Kindly structure the report as follows:
- Title Page:
List of all team members, course number and section for which each member is registered, date on which the report was written
- Section I:
Algorithms (Search). This section should describe algorithms and data structures used for all four search strategies.
Answer questions like: what is a state? what is a node? are they the same or different in your implementations? What is the frontier?
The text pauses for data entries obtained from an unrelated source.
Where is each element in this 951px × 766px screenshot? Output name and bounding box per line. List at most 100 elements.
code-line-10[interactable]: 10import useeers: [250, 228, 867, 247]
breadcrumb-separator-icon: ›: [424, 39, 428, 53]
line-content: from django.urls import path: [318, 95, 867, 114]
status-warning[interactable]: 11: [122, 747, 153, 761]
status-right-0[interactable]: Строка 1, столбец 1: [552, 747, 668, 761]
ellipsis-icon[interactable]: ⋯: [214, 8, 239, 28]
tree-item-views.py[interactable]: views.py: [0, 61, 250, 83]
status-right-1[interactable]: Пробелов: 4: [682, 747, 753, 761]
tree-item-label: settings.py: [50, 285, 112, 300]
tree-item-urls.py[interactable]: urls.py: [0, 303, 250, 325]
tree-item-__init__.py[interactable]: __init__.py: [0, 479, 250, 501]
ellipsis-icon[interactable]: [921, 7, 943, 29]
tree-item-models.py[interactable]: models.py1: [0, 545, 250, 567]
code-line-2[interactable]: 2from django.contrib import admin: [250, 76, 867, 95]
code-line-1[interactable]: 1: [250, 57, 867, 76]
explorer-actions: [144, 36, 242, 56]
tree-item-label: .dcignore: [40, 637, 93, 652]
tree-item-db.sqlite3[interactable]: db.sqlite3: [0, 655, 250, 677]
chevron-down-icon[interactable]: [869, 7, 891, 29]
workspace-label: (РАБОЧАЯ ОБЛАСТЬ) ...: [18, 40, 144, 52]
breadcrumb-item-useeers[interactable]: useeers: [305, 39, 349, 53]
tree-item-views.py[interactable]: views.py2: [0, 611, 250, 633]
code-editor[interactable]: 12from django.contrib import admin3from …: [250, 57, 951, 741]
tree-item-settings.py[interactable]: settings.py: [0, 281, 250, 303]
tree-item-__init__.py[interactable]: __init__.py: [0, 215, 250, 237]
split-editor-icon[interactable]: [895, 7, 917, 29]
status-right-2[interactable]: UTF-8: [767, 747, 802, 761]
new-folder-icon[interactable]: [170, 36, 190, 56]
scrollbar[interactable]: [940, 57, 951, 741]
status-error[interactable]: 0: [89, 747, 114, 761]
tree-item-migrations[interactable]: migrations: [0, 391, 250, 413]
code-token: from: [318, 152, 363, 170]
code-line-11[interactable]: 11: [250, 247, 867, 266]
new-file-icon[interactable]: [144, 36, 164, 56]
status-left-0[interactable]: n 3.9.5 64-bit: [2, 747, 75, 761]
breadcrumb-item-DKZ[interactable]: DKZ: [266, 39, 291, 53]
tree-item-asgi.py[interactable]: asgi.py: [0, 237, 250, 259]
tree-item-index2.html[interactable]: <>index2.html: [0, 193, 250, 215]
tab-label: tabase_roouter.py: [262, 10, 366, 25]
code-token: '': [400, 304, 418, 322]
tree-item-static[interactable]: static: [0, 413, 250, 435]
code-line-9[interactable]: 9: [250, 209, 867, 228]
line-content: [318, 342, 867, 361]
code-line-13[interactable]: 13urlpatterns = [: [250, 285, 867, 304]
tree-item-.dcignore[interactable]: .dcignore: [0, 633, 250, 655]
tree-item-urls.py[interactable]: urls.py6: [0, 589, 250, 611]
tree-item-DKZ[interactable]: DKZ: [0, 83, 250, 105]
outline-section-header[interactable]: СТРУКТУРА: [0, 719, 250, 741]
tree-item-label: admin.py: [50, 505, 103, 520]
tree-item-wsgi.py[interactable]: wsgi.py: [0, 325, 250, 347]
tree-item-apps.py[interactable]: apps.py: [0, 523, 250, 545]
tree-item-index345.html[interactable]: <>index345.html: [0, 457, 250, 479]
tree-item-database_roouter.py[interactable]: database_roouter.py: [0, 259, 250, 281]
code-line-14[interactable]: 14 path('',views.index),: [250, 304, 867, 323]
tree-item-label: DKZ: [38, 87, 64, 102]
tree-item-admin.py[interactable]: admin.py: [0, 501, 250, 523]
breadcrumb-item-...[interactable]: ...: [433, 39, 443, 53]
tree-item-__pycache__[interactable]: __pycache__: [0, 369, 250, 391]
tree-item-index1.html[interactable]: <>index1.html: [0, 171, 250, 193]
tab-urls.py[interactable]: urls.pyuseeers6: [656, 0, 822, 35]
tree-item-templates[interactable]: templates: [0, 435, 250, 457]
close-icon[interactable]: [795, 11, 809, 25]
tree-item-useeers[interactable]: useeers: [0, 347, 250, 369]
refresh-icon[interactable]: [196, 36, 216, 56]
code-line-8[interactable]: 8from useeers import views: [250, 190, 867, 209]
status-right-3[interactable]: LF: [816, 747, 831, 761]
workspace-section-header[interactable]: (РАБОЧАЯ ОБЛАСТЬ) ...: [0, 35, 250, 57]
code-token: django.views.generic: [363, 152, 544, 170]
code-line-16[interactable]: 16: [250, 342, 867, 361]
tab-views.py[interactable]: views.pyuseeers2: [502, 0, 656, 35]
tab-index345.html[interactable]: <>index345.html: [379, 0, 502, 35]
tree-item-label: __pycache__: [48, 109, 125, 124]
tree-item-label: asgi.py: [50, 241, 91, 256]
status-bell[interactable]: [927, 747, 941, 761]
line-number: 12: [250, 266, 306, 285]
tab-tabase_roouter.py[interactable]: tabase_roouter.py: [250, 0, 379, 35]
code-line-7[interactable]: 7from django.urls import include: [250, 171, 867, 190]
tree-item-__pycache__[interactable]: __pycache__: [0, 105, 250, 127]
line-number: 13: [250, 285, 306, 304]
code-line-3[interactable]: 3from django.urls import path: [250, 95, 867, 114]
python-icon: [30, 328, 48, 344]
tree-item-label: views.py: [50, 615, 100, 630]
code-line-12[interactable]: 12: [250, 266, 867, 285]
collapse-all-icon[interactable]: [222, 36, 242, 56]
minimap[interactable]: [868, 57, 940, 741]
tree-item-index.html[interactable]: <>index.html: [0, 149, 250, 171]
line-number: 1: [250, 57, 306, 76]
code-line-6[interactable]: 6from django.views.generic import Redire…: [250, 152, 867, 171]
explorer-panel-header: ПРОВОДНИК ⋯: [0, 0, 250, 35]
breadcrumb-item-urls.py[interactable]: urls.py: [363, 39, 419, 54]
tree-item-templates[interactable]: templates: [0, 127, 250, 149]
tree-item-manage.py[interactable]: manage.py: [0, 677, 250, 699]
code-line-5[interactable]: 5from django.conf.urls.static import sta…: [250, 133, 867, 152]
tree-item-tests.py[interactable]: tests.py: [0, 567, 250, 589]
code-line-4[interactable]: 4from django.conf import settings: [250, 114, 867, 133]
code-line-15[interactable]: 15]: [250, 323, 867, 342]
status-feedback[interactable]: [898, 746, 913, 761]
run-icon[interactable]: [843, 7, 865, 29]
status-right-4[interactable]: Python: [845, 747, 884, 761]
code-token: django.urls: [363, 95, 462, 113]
Do you maintain an explored states list? How are repeated states detected and managed?
- Section II:
Algorithms (A* and Greedy BFS). This section should describe the heuristic(s) used for A* and Greedy BFS, for both the single dot and multiple-dot situations
Provide proof that the heuristics for A* are admissible
- Section III:
Results (Basic Pathfinding). For every algorithm in part 1, (DFS, BFS, Greedy, A*), and every one of the mazes,
(medium, big, open), give the maze screenshot with the computed path, the solution cost and the number of expanded nodes (12 cases total)
- Section IV:
Results (Search with multiple dots). For part 2, for each of three mazes (tiny, small, medium), give the solution screenshot, solution cost, and number of expanded nodes for your A* algorithm.
- Extra Credit:
If you have done any work which you think should get extra credit, describe it here
- Statement of Contribution:
Specify which team-member performed which task. You are encouraged to make this a many-to-many mapping, if applicable.
e.g., You can say that "Rahul and Jason both implemented the BFS function, their results were compared for debugging and Rahul's code was submitted.
Jason and Mark both implemented the DFS function, Mark's code never ran successfully, so Jason's code was submitted. Section I of the report was written by all 3 team members.
Section II by Mark and Jason, Section III by Rahul and Jason.".. and so on.
WARNING: You will not get credit for any solutions that you have obtained,
but not included in your report!
For example, you will lose points if your code prints out path cost and
number of nodes expanded on each input,
but you do not put down the actual numbers in your report.
Your report must be a formatted pdf document.
Pictures and example outputs
should be incorporated into the document.
Exception: items which are very large or unsuitable for inclusion in a pdf document
(e.g. videos or animated gifs) may be put on the web and a URL included in your report.
Extra credit:
We reserve the right to give bonus points for any advanced
exploration or especially challenging or creative solutions that you implement.
This includes, but is not restricted to, the extra credit suggestion given above.